1. Make half your plate fruits and vegetables.
                -For Breakfast: Add fruit to your cereal.
           -Lunch: Have a main dish salad with vegetables and fruit.
            -Dinner: Plan your meal around a vegetable. Like vegetable lasagna.

2. Make at least half your grains whole.
           - Choose wheat bread, brown rice, whole wheat pastas, oatmeal, and whole wheat flour instead of refined grains.

3. Switch to fat free or low fat milk.
           - Choose skim or 1% milk, low fat or non-fat yogurt, and reduced fat cheeses.
           - Use yogurt in place of mayo or sour cream.

4. Vary your protein sources.
           - Plan 2 meals a week around fish, and at least one meal a week around a non-meat protein source like beans.

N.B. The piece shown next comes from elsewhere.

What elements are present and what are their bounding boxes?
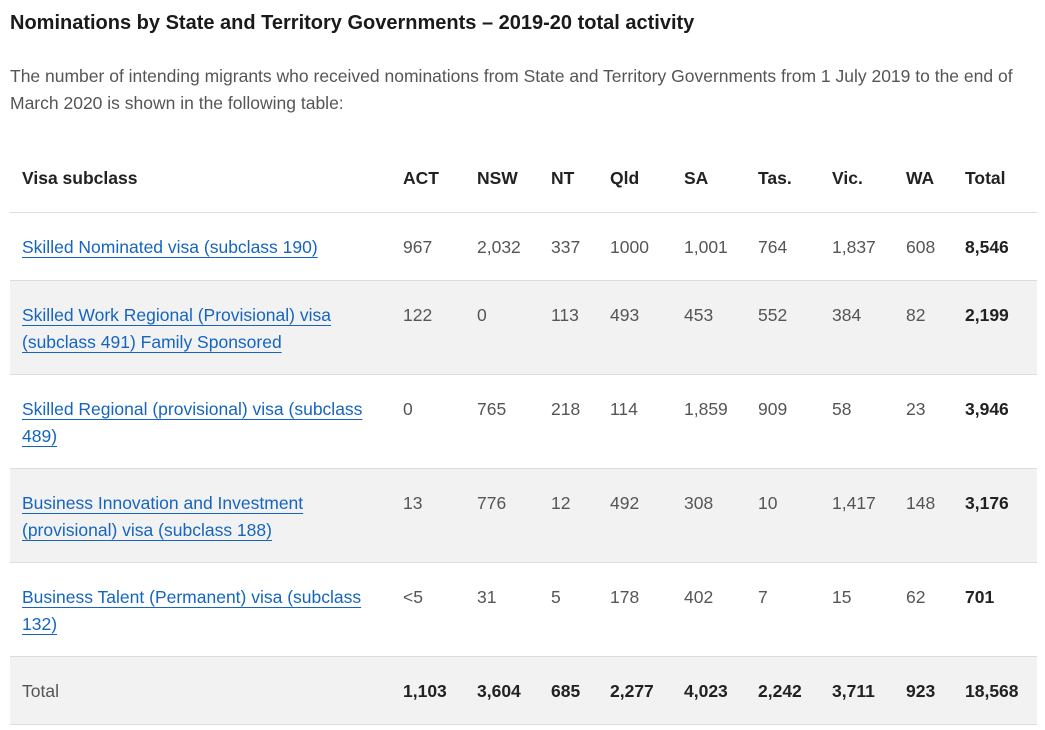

5. Cut back on sodium and empty calories from solid fats and added sugars.
           -Avoid drinking beverages with added sugars
           -Look for "reduced sodium" or "less sodium" canned foods. Avoid adding salt to foods. Limit processed foods like breads, crackers, cookies, and other snack foods.

6. Enjoy your food but eat less.
            -Watch your portions! Use smaller plates, bowls, and utensils.
            -Eat slowly and pay attention to your hunger and fullness cues.